Wert ist nach dieser Definition also: Alle Vermögenswerte - Verbindlichkeiten = Buchwert. Benjamin Graham geht allerdings noch einen Schritt weiter. Als "Ur-Vater" des Value Investings hatte er bei seinen Aktienanlagen immer eine sog. "Margin of Safety" implementiert. Also eine Sicherheitsschwelle, die Raum für Fehleinschätzungen des Investors lässt, die risikomindernd wirken. Stell dir z.b. vor du willst zu Silvester ein Feuerwerk veranstalten. Du weisst genau, dass man in einer Entferfnung von 50 Metern keinen körperlichen Schaden mehr davontragen kann, wenn man dem Feuerwerk zusieht. Wenn du jetzt eine "Margin of Safety" anwendest, würdest du die Absperrung trotzdem auf z.B. 65 Meter vom Feuerwerk anbringen, einfach um "Auf Nummer sicher zu gehen". Und genau das macht man bei der net current asset valuation. 

Hier reicht uns der Buchwert als Sicherheit nicht aus. NET- current asset value, bedeutet, dass NUR kurzfristige Vermögenswerte in unsere Berechnung mit eingehen, wie Geld, Inventar und Forderungen (offene Rechnungen an Kunden).

Aber ALLE langfristigen Verbindlichkeiten werden trotzdem berücksichtigt. Das heisst, man subtrahiert alle Schulden von den kurzfristigen Vermögen. Dann teilt man das Ergebnis durch die Anzahl der Aktien des Unternehmens.

Und wenn der Kurspreis maximal 67% also ca. 2/3 des ncav beträgt: BINGO! Dann hat man zwar noch immer keine Garantie, dass es die nächste Super-Aktie wird, aber die Wahrscheinlichkeit eine Perle gefunden zu haben steigt.

Die Formel lautet also: 

             kurzfr.

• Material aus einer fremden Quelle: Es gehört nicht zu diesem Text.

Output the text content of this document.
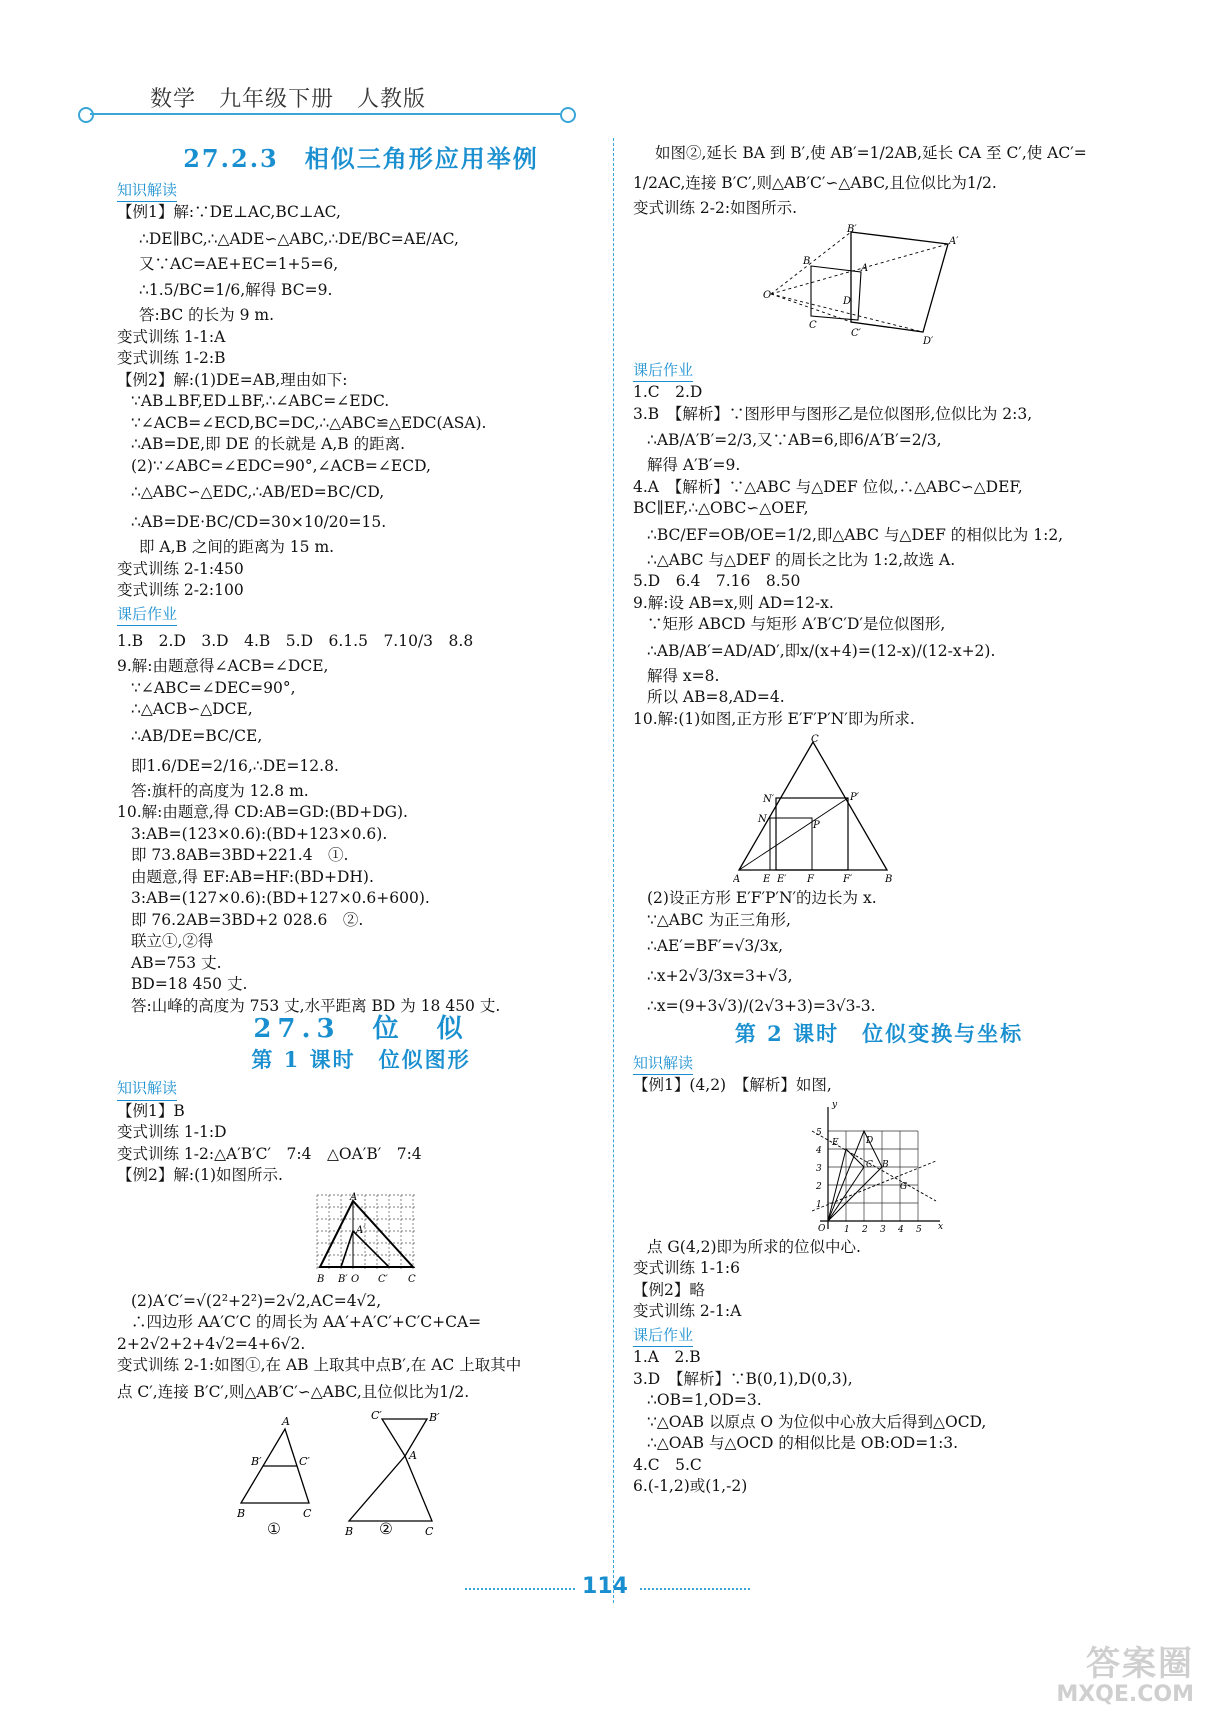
数学　九年级下册　人教版
27.2.3　相似三角形应用举例
知识解读
【例1】解:∵DE⊥AC,BC⊥AC,
∴DE∥BC,∴△ADE∽△ABC,∴DE/BC=AE/AC,
又∵AC=AE+EC=1+5=6,
∴1.5/BC=1/6,解得 BC=9.
答:BC 的长为 9 m.
变式训练 1-1:A
变式训练 1-2:B
【例2】解:(1)DE=AB,理由如下:
∵AB⊥BF,ED⊥BF,∴∠ABC=∠EDC.
∵∠ACB=∠ECD,BC=DC,∴△ABC≌△EDC(ASA).
∴AB=DE,即 DE 的长就是 A,B 的距离.
(2)∵∠ABC=∠EDC=90°,∠ACB=∠ECD,
∴△ABC∽△EDC,∴AB/ED=BC/CD,
∴AB=DE·BC/CD=30×10/20=15.
即 A,B 之间的距离为 15 m.
变式训练 2-1:450
变式训练 2-2:100
课后作业
1.B　2.D　3.D　4.B　5.D　6.1.5　7.10/3　8.8
9.解:由题意得∠ACB=∠DCE,
∵∠ABC=∠DEC=90°,
∴△ACB∽△DCE,
∴AB/DE=BC/CE,
即1.6/DE=2/16,∴DE=12.8.
答:旗杆的高度为 12.8 m.
10.解:由题意,得 CD:AB=GD:(BD+DG).
3:AB=(123×0.6):(BD+123×0.6).
即 73.8AB=3BD+221.4　①.
由题意,得 EF:AB=HF:(BD+DH).
3:AB=(127×0.6):(BD+127×0.6+600).
即 76.2AB=3BD+2 028.6　②.
联立①,②得
AB=753 丈.
BD=18 450 丈.
答:山峰的高度为 753 丈,水平距离 BD 为 18 450 丈.
27.3　位　似
第 1 课时　位似图形
知识解读
【例1】B
变式训练 1-1:D
变式训练 1-2:△A′B′C′　7:4　△OA′B′　7:4
【例2】解:(1)如图所示.
A
A′
B B′ O C′ C
(2)A′C′=√(2²+2²)=2√2,AC=4√2,
∴四边形 AA′C′C 的周长为 AA′+A′C′+C′C+CA=
2+2√2+2+4√2=4+6√2.
变式训练 2-1:如图①,在 AB 上取其中点B′,在 AC 上取其中
点 C′,连接 B′C′,则△AB′C′∽△ABC,且位似比为1/2.
A
B′	C′
B	C
C′	B′
A
B	C
①	②
如图②,延长 BA 到 B′,使 AB′=1/2AB,延长 CA 至 C′,使 AC′=
1/2AC,连接 B′C′,则△AB′C′∽△ABC,且位似比为1/2.
变式训练 2-2:如图所示.
O
B
A
D
C
B′
A′
D′
C′
课后作业
1.C　2.D
3.B　【解析】∵图形甲与图形乙是位似图形,位似比为 2:3,
∴AB/A′B′=2/3,又∵AB=6,即6/A′B′=2/3,
解得 A′B′=9.
4.A　【解析】∵△ABC 与△DEF 位似,∴△ABC∽△DEF,
BC∥EF,∴△OBC∽△OEF,
∴BC/EF=OB/OE=1/2,即△ABC 与△DEF 的相似比为 1:2,
∴△ABC 与△DEF 的周长之比为 1:2,故选 A.
5.D　6.4　7.16　8.50
9.解:设 AB=x,则 AD=12-x.
∵矩形 ABCD 与矩形 A′B′C′D′是位似图形,
∴AB/AB′=AD/AD′,即x/(x+4)=(12-x)/(12-x+2).
解得 x=8.
所以 AB=8,AD=4.
10.解:(1)如图,正方形 E′F′P′N′即为所求.
C
N′	P′
N
P
A E E′ F	F′	B
(2)设正方形 E′F′P′N′的边长为 x.
∵△ABC 为正三角形,
∴AE′=BF′=√3/3x,
∴x+2√3/3x=3+√3,
∴x=(9+3√3)/(2√3+3)=3√3-3.
第 2 课时　位似变换与坐标
知识解读
【例1】(4,2)　【解析】如图,
E	D
C B
G
O
y
x
5
4
3
2
1
1 2 3 4 5
点 G(4,2)即为所求的位似中心.
变式训练 1-1:6
【例2】略
变式训练 2-1:A
课后作业
1.A　2.B
3.D　【解析】∵B(0,1),D(0,3),
∴OB=1,OD=3.
∵△OAB 以原点 O 为位似中心放大后得到△OCD,
∴△OAB 与△OCD 的相似比是 OB:OD=1:3.
4.C　5.C
6.(-1,2)或(1,-2)
114
答案圈
MXQE.COM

Vermögenswerte - Alle Verbindlichkeiten

NCAV =_______________________________________

                                Anzahl der Aktien

 

In den folgenden beiden Videos zeige ich dir genau, wie ich das selbst mache. Du siehst nicht nur, wie ich den net current asset value einer Aktie berechne, sondern auch meine Beurteilung und wo man die entsprechenden Kennzahlen im Geschäftsbericht eines Unternehmens findet.

Video-Link - Unternehmensanalyse - 1

Video-Link - Unternehmensanalyse - 2

 

Schritt 6: Watchlist oder Investieren?

Die meisten Aktien werden durch den Test fallen, aber es wäre schade wenn die Arbeit komplett umsonst wäre oder? Genau, deshalb kannst du dir eine Art "Watchlist" erstellen, z.B. eine Excell-Tabelle, wo du den aktuell von dir berechneten ncav einträgst und den Kurs der Aktie. Diese kannst du dann in regelmäßigen Abständen kontrollieren und kurz nachrechnen, ob die Aktie jetzt ein Investment wert ist.

 

Schritt 7: Wo fange ich an?

Am besten sofort! Denn je länger du wartest, desto schneller vergisst du wieder wie es funktioniert. Wenn du es aber in der Praxis gleich 3-4x selbst machst, geht es leichter von der Hand und du kannst direkt anfangen. Unter dem Artikel sind einige Online-Banken verlinkt, über die du günstig in Aktien investieren kannst. Ich würde nicht zu lange warten, denn gute Kandidaten sind häufig schnell wieder überbewertet, wenn andere Investoren auf die Aktien aufmerksam werden. Ich selbst investiere in nur 2-3 Einzelaktien pro Jahr und es ist natürlich dir überlassen, was du jetzt von meinen Tipps umsetzen willst.

 

Ich wünsche dir auf jeden Fall viel Erfolg dabei!